NMA cautions Nigerians against laxity in medical checkups
• Doctors alert to impact of recession on health care
The National President of the Nigerian Medical Association (NMA), Dr. Mike Ogirima, has advised the citizens to prevent sudden death by going for medical screening to check their health status.
Ogirima gave the charge at the “Roche diabetes care and Omron BP sensitisation, training and equipping of political appointees against hypertension and diabetes” in conjunction with the Kogi State government at the weekend.
He was represented at the event by the Second Vice President of the association, Dr. Adamu Alhassan Umar.
He commended Kogi State government for providing free medical screening for the public.
He said: “You can only be diagnosed when you go to the hospital for routine checkup. High BP is not actually a bad thing, but knowing you have it is an advantage to know how to take care of it.”
The Special Adviser to the governor on Health Matters, Dr. Ahmed Attah said the programme was organised to sensitise political appointees and members of the public to hypertension and diabetes.
Also, the NMA has alerted to the impact of the economic recession as it affects health care delivery system.
Ogirima told The Guardian yesterday that some of the challenges faced by Nigerians include: low out of pocket purchases of essential health care needs by citizens of Nigeria; infrastructural decay of health facilities across the country; low budgetary provisions by all tiers of government for the health sector.
Others are slow progress of Universal Health Coverage (UHC) through the National Health Insurance Scheme (NHIS); non-implementation of the National Health Act (NHA 2014) since 2014; and challenges associated with Internally Displaced Persons (IDPs) resulting from communal clashes, militancy, kidnappers and other criminal elements.

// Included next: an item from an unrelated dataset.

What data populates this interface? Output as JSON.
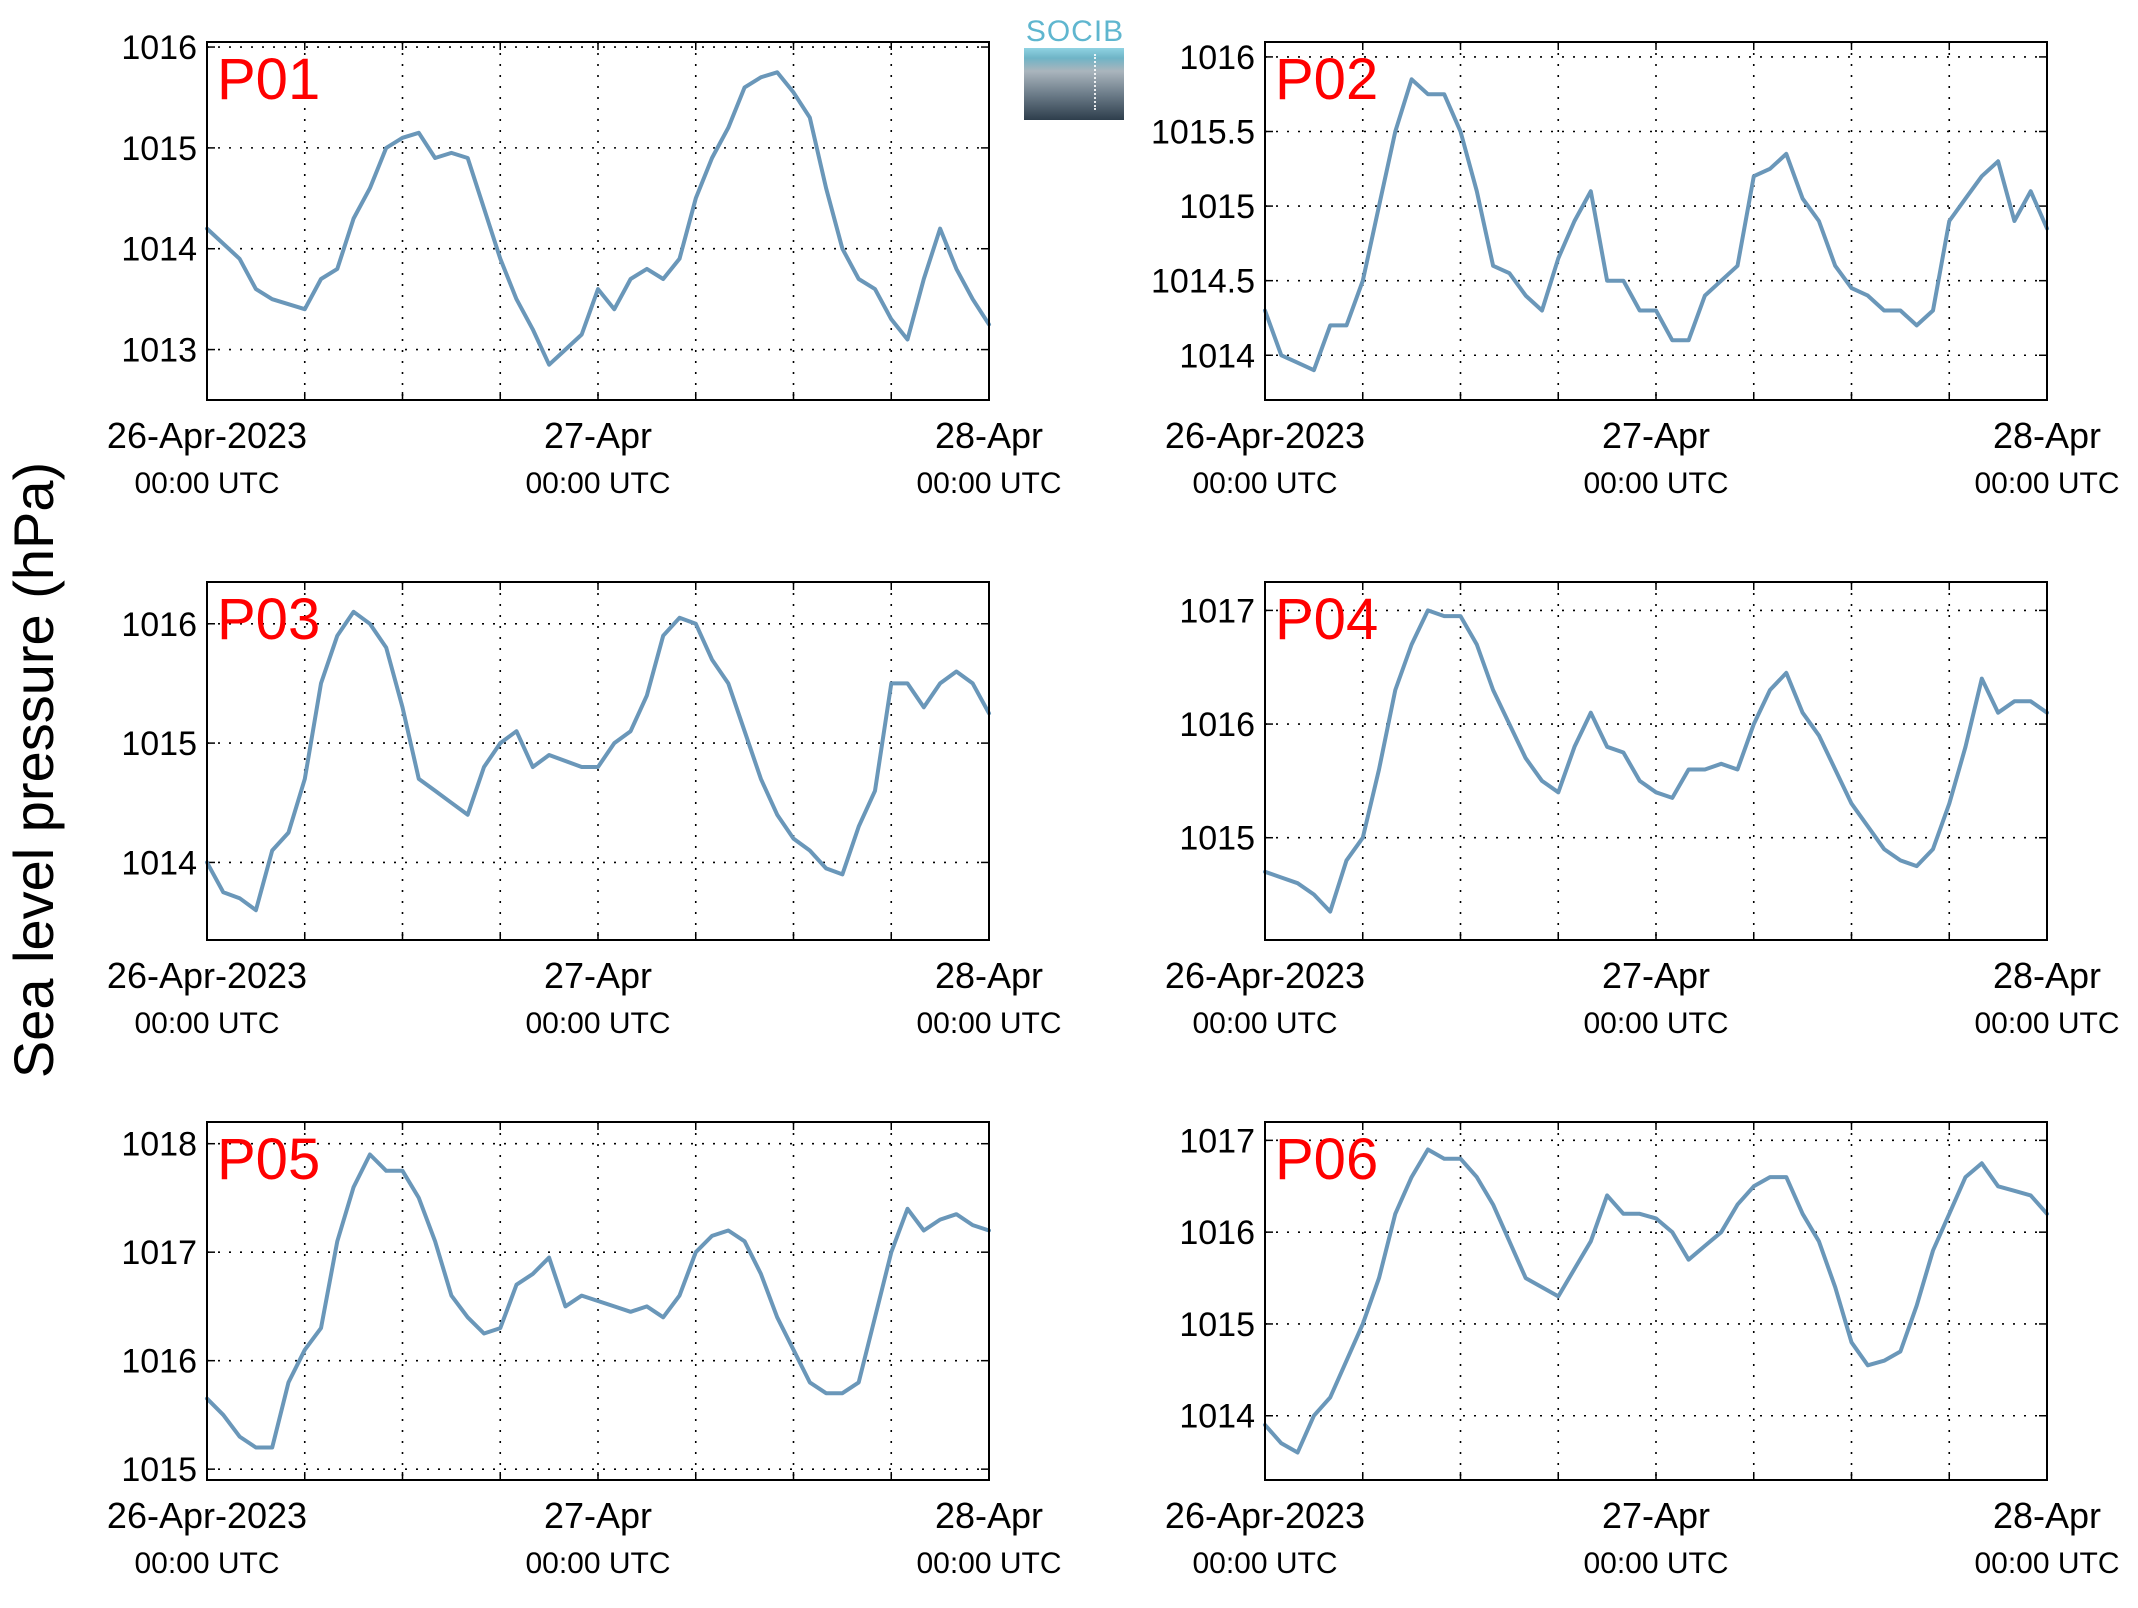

Ogirima also called on the Federal Government to extend the anti-corruption crusade to all other sectors of the economy as it was done in the judiciary arm of the government.

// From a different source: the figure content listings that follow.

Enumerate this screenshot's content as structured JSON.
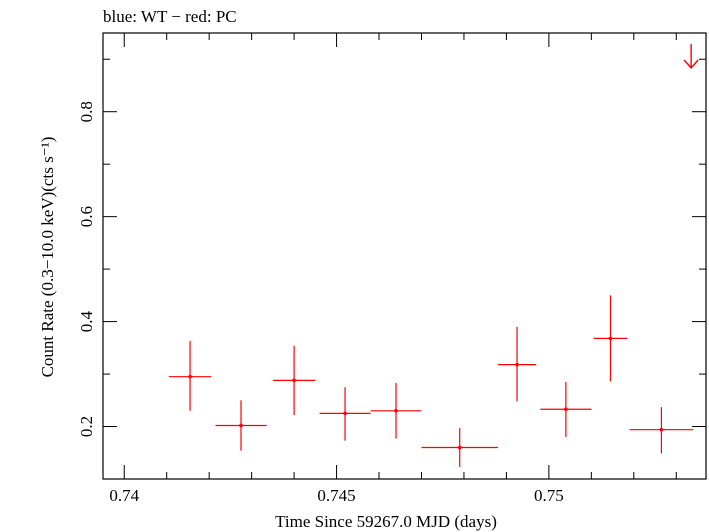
{
  "chart_data": {
    "type": "scatter",
    "title": "blue: WT − red: PC",
    "xlabel": "Time Since 59267.0 MJD (days)",
    "ylabel": "Count Rate (0.3−10.0 keV)(cts s⁻¹)",
    "xlim": [
      0.7395,
      0.7537
    ],
    "ylim": [
      0.1,
      0.95
    ],
    "x_ticks": [
      {
        "value": 0.74,
        "label": "0.74"
      },
      {
        "value": 0.745,
        "label": "0.745"
      },
      {
        "value": 0.75,
        "label": "0.75"
      }
    ],
    "y_ticks": [
      {
        "value": 0.2,
        "label": "0.2"
      },
      {
        "value": 0.4,
        "label": "0.4"
      },
      {
        "value": 0.6,
        "label": "0.6"
      },
      {
        "value": 0.8,
        "label": "0.8"
      }
    ],
    "grid": false,
    "series": [
      {
        "color": "#ff0000",
        "points": [
          {
            "x": 0.74155,
            "y": 0.295,
            "xerr": 0.0005,
            "yerr_low": 0.065,
            "yerr_high": 0.068
          },
          {
            "x": 0.74275,
            "y": 0.202,
            "xerr": 0.0006,
            "yerr_low": 0.048,
            "yerr_high": 0.048
          },
          {
            "x": 0.744,
            "y": 0.288,
            "xerr": 0.0005,
            "yerr_low": 0.066,
            "yerr_high": 0.066
          },
          {
            "x": 0.7452,
            "y": 0.225,
            "xerr": 0.0006,
            "yerr_low": 0.052,
            "yerr_high": 0.05
          },
          {
            "x": 0.7464,
            "y": 0.23,
            "xerr": 0.0006,
            "yerr_low": 0.053,
            "yerr_high": 0.053
          },
          {
            "x": 0.7479,
            "y": 0.16,
            "xerr": 0.0009,
            "yerr_low": 0.037,
            "yerr_high": 0.037
          },
          {
            "x": 0.74925,
            "y": 0.318,
            "xerr": 0.00045,
            "yerr_low": 0.07,
            "yerr_high": 0.072
          },
          {
            "x": 0.7504,
            "y": 0.233,
            "xerr": 0.0006,
            "yerr_low": 0.053,
            "yerr_high": 0.052
          },
          {
            "x": 0.75145,
            "y": 0.368,
            "xerr": 0.0004,
            "yerr_low": 0.082,
            "yerr_high": 0.082
          },
          {
            "x": 0.75265,
            "y": 0.194,
            "xerr": 0.00075,
            "yerr_low": 0.045,
            "yerr_high": 0.043
          }
        ]
      }
    ],
    "upper_limits": [
      {
        "x": 0.75335,
        "y": 0.91,
        "color": "#ff0000"
      }
    ]
  }
}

“It is our belief that if this is extended to the health sector, the little resources available in the sector would be properly utilised to improve the affordability and accessibility of healthcare services to Nigerians passing through the economic recession,” he said.
The NMA president said the decisions were reached as part of activities to mark the 2016 Physicians’ Week, which is holding from October 23 to 29, 2016 at the National Secretariat of the Association, Wuse Zone 4, Abuja.